Although the normal time to replace the quilt contents is at harvest, it was of interest to see if any mould was present after the winter. The contents, electric-planer shavings, were probed with the hive tool but they looked as fresh as they were when they were installed in 2007.
W1, W5 and W6 swarmed in May/June. W3 apparently superseded its queen. The new queen was seen at the back window and heard tooting. Of the swarms, W5 was the most surprising. The colony was small in autumn 2007 and started spring in a very weak condition but gradually it built up to swarming strength. With these and other swarms, either caught in bait hives or artificial swarms from National (frame) hives, the number of Warré colonies was increased to 11 by the end of autumn 2008, three sited in the garden illustrated on this web site.

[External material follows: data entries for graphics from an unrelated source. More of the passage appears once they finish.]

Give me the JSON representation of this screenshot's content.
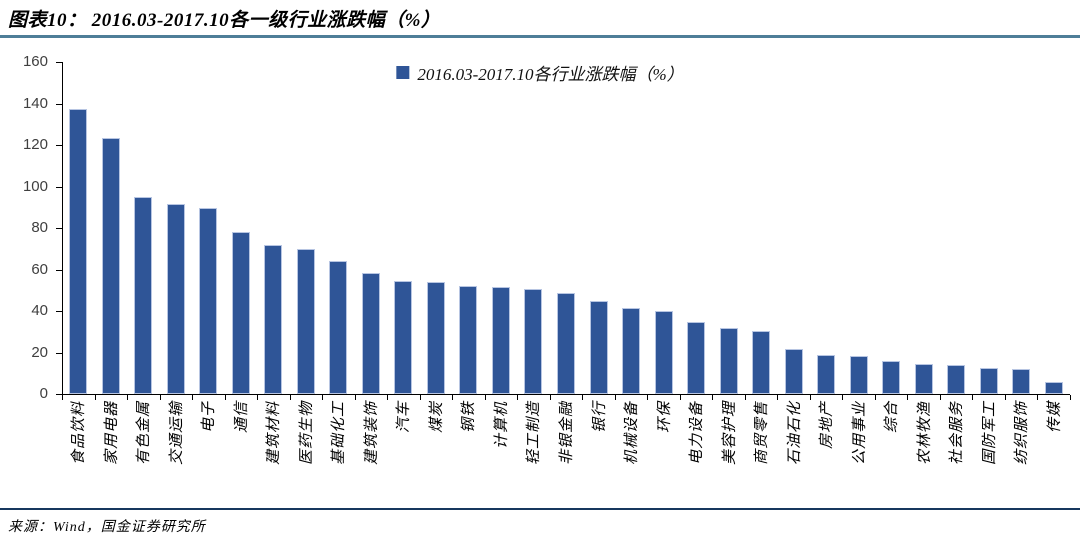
{
  "header": {
    "title": "图表10： 2016.03-2017.10各一级行业涨跌幅（%）"
  },
  "chart_data": {
    "type": "bar",
    "title": "",
    "legend_label": "2016.03-2017.10各行业涨跌幅（%）",
    "legend_position": "top-center",
    "grid": false,
    "ylim": [
      0,
      160
    ],
    "ytick_step": 20,
    "xlabel": "",
    "ylabel": "",
    "categories": [
      "食品饮料",
      "家用电器",
      "有色金属",
      "交通运输",
      "电子",
      "通信",
      "建筑材料",
      "医药生物",
      "基础化工",
      "建筑装饰",
      "汽车",
      "煤炭",
      "钢铁",
      "计算机",
      "轻工制造",
      "非银金融",
      "银行",
      "机械设备",
      "环保",
      "电力设备",
      "美容护理",
      "商贸零售",
      "石油石化",
      "房地产",
      "公用事业",
      "综合",
      "农林牧渔",
      "社会服务",
      "国防军工",
      "纺织服饰",
      "传媒"
    ],
    "values": [
      137.4,
      123.3,
      95.1,
      91.8,
      89.4,
      77.9,
      71.6,
      69.8,
      64.3,
      58.2,
      54.6,
      54.1,
      52.2,
      51.7,
      50.8,
      48.6,
      44.9,
      41.3,
      39.9,
      34.8,
      32.0,
      30.5,
      21.9,
      18.9,
      18.5,
      16.0,
      14.4,
      13.9,
      12.5,
      12.1,
      5.6
    ]
  },
  "footer": {
    "source": "来源：Wind，国金证券研究所"
  },
  "colors": {
    "bar": "#2f5597",
    "bar_border": "#b7c5e2",
    "title_rule": "#4e7e98",
    "footer_rule": "#17375e",
    "axis": "#000000",
    "ytick_text": "#3f3f3f"
  }
}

Many UK beekeepers, some with over 30 years of experience, reported 2008 as the worst foraging season on record. This was reflected in the poor build up of winter stores in the five newly established Warrés. Indeed, there was insufficient honey to justify taking a harvest from any of the hives. This was the second season in succession where there was no crop from the Warré hives as 2007 had been a poor season too.
However, it is worth noting that despite no treatment against Varroa, all six Warré colonies started in spring 2007 went into winter 2008/9.
We reluctantly decided that all three colonies sited in the garden featured on this web site had to be moved to another apiary because of complaints from a neighbour 80 metres away about orange spots on her washing. This brought to an end five seasons of beekeeping in this beautiful garden.
Interest in Warré hives spreads in anglophone countries
The translation of Warré's Beekeeping for All in 2007 and its posting on the Internet paved the way for anglophone beekeepers to start taking an interest in his hive and methods. In November 2007 Phil Chandler -- The Barefoot Beekeeper -- kindly created a Warré thread in his sustainable beekeeping forum at biobees.com and drew forum members attention to the Warré hive. Futhermore, in January 2008 he offered space in a subdomain on his web site to store the Warré material and provide an introduction to the hive. This 'English Warré web portal' is at http://warre.biobees.com/.
At the end of December 2008 a Warré beekeeping Yahoo group was created, which by autumn 2009 had risen to over 340 members. No longer was the Warré hive confined to francophone regions. Soon prospective Warré beekeepers introduced themselves to the e-group from the UK, USA, Canada, New Zealand, Australia, Sweden, Switzerland, Serbia, Latvia, Spain, Germany, Uruguay, Spain, Italy, Japan, Chile, Brazil, Russia and Romania . This group has proved a valuable place to share experience with the hive, discuss construction methods and modifications and help beginners get going.